Desmistificando a atividade parlamentar – parte 3: prestação de serviços a eleitores
Consultor Jurídico 2023-06-21
Em 2022, recebi uma bolsa da Associação de Ciência Política Norte-Americana que me permitiu trabalhar como assistente legislativa do deputado norte-americano Gregory W. Meeks na U.S. House of Representatives. Entre janeiro e agosto, atuei em diversos âmbitos do mandato parlamentar, desde a proposição de leis até a recomendação de votos em plenário. Também tive a oportunidade de preparar as emendas orçamentárias enviadas pelo gabinete à Comissão de Orçamento e, depois da aprovação na Comissão, à base eleitoral de Meeks. Essa experiência me fez entender o quão importante é a prestação de serviços do parlamentar aos seus eleitores para a democracia.
A U.S. House of Representatives fez uma série de mudanças no processo de solicitação e aprovação de emendas orçamentárias, que no passado se chamavam earmarks e agora se chamam Community Project Funding. Falei sobre essas mudanças em entrevista ao Estadão. No gabinete em que trabalhei, abrimos um edital de emendas orçamentárias focado na base eleitoral de Meeks e recebemos diversos pedidos de entidades. Fizemos a análise das solicitações com base em dois critérios: impacto socioeconômico na base eleitoral e retorno eleitoral para o deputado. Selecionamos 15 projetos, que foram enviados à Comissão de Orçamento. Lá, foram discutidos em conjunto com outros pedidos dentro da lei orçamentária. Todos os nossos pedidos foram aprovados.

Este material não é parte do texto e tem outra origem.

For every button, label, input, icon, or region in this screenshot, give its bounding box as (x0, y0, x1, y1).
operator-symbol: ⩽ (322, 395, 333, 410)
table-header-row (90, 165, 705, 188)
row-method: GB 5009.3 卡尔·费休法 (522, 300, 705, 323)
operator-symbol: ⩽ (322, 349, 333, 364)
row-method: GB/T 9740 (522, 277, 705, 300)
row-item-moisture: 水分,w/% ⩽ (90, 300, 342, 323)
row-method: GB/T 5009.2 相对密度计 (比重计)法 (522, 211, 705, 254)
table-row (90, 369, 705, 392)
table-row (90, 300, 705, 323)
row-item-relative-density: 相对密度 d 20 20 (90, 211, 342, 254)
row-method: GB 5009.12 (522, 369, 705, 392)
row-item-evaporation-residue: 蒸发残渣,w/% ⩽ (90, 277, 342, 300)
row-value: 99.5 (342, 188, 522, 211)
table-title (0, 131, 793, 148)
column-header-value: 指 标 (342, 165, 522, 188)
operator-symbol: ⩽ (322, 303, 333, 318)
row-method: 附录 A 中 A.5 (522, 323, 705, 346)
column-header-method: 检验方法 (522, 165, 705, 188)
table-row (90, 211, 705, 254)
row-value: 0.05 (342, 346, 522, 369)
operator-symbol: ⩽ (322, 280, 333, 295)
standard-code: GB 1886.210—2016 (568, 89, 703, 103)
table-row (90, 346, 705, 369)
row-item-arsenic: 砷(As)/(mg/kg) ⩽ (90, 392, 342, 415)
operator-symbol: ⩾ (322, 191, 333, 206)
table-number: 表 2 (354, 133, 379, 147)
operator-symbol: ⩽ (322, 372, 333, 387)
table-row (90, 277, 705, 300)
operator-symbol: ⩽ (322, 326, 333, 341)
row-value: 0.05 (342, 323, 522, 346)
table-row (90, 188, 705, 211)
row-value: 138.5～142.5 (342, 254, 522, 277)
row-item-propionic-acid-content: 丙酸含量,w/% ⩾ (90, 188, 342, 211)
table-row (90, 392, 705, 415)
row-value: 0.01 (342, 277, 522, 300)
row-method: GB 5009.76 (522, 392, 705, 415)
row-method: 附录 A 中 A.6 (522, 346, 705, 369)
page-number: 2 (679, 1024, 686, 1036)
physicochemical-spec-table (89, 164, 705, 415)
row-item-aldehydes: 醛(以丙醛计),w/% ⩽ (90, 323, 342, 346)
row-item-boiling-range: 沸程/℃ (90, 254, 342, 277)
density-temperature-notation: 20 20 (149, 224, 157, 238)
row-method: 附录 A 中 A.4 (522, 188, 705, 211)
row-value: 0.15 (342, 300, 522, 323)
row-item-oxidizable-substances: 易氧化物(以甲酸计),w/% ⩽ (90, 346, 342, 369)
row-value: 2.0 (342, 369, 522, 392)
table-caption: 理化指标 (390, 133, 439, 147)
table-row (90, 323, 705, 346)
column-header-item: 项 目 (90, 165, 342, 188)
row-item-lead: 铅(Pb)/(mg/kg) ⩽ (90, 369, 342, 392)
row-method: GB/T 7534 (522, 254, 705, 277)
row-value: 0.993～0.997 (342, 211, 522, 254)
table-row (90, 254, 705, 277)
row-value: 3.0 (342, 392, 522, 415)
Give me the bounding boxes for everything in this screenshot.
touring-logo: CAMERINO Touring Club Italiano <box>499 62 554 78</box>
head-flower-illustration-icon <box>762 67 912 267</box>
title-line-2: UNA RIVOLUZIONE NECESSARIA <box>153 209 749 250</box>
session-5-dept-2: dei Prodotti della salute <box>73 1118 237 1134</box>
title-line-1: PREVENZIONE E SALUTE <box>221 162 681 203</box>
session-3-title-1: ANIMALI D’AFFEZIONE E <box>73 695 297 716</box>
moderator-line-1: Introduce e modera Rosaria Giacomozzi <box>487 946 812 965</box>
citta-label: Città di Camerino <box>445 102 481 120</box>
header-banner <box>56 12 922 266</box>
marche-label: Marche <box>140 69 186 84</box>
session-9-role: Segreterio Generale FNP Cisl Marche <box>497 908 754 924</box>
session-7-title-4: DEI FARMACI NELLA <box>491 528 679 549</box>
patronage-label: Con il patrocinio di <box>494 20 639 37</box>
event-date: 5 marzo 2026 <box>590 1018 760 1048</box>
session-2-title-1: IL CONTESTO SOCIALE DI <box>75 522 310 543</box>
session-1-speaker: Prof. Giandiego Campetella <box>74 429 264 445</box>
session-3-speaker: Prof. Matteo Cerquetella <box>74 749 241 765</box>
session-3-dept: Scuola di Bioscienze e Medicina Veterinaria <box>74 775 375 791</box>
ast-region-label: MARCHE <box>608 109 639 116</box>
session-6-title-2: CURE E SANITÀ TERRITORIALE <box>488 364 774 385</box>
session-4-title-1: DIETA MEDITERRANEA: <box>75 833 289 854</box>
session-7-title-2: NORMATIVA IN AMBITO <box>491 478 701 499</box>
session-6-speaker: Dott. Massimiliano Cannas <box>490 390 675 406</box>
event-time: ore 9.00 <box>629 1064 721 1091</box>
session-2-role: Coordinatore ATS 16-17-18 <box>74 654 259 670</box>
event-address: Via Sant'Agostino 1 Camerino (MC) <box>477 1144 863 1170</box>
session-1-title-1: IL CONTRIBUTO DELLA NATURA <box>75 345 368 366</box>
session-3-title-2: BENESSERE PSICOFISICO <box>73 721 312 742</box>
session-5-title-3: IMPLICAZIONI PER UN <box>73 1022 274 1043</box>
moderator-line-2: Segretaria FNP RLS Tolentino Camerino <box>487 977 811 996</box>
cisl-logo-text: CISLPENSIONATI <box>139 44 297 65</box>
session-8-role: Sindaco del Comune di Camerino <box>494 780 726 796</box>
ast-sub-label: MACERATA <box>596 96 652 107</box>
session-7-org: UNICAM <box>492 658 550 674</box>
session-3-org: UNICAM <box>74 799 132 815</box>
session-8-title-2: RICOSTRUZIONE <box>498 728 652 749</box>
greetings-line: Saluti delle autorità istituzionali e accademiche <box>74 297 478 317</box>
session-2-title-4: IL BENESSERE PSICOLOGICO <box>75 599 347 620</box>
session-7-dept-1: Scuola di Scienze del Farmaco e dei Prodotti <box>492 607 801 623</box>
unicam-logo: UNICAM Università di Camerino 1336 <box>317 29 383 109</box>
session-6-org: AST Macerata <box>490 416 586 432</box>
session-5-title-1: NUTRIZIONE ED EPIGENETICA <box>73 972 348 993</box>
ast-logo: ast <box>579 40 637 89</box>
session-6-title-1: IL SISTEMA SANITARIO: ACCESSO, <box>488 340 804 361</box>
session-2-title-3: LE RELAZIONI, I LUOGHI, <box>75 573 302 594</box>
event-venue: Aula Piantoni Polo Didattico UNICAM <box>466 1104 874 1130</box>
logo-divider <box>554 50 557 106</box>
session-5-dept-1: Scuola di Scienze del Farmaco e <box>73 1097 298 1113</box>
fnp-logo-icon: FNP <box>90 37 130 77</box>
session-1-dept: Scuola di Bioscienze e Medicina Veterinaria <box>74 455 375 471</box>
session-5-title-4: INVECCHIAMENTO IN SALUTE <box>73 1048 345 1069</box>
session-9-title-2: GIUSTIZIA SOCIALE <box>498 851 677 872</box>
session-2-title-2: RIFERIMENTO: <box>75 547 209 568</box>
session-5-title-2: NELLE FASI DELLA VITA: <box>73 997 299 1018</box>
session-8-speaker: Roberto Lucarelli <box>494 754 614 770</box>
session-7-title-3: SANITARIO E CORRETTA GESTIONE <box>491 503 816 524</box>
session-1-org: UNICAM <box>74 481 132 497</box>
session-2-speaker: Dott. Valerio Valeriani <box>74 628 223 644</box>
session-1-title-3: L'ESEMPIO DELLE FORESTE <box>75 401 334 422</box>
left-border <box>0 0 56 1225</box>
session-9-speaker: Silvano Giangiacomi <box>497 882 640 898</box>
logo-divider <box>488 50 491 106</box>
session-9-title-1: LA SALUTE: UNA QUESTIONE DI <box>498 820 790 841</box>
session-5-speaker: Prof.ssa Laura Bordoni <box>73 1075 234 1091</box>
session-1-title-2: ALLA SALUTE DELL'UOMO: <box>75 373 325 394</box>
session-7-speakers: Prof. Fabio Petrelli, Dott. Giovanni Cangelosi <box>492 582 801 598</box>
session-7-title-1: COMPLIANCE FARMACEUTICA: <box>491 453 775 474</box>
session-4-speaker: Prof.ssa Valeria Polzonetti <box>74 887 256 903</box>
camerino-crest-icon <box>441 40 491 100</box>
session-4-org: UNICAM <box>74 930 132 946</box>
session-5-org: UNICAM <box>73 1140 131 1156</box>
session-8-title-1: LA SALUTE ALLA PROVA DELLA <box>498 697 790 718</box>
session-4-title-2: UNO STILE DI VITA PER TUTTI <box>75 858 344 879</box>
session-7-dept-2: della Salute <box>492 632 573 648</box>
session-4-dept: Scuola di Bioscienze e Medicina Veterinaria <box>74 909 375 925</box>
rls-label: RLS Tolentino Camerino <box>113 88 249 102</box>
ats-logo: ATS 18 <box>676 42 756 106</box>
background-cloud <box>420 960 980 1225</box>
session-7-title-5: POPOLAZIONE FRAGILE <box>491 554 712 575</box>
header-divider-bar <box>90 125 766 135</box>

Uma das entidades beneficiadas é o Jamaica Hospital Medical Center, no Queens, em Nova York. No ano anterior, o mesmo hospital havia recebido emenda orçamentária para reformar a sua unidade neonatal. Em julho de 2022, visitei o local para entender o impacto da verba enviada pelo gabinete. Como os recursos ainda estavam sendo enviados, a reforma não havia começado. A unidade neonatal parecia ter sido congelada nos anos 1970. Os equipamentos estavam desatualizados ou quebrados.
Foi possível ver de fato a necessidade de investimento na renovação da unidade, que atende uma boa parte da base eleitoral de Meeks no Queens.
As emendas orçamentárias são apenas uma das ferramentas através das quais os parlamentares prestam serviço aos seus eleitores. Em Brasília, é comum ver prefeitos visitando os anexos da Câmara dos Deputados pedindo aos deputados que intercedam em favor de pedidos das suas bases eleitorais. Também é comum ver deputados visitando a Esplanada dos Ministérios para pedir a ministros que resolvam pendências que afetam as suas bases eleitorais.
Os deputados também podem receber pedidos diretamente dos próprios eleitores, já que visitam as suas bases eleitorais entre sextas e segundas-feiras. Um exemplo de pendência: um eleitor pode pedir ao seu deputado que investigue por que não está recebendo um benefício social ao qual tem direito via o Ministério do Desenvolvimento e Assistência Social, Família e Combate à Fome.
A prestação de serviço ao eleitor é o elo que liga o parlamentar ao cidadão. A maior parte das pessoas não acompanha o que acontece nas comissões ou nos plenários da Câmara dos Deputados e do Senado. Também não é crível para os parlamentares voltarem às suas bases eleitorais e reivindicar crédito pela aprovação de proposições de lei (mesmo as de sua autoria), já que as leis são aprovadas por decisões majoritárias. É crível – isso sim – os parlamentares reivindicarem autoria pelos serviços que prestam às suas bases eleitorais. É um jogo de ganha-ganha (os parlamentares ganham votos e os eleitores investimentos ou benefícios necessários para si ou para as regiões em que moram) no qual a representatividade democrática ganha contornos reais.
Por isso insisto tanto na importância das emendas orçamentárias para o funcionamento da democracia brasileira. Elas são os elos mais concretos entre os parlamentares e os eleitores. De quebra, ainda ajudam os presidentes a formar base de apoio no Congresso. Tudo isso, claro, desde que elas sejam legais e transparentes.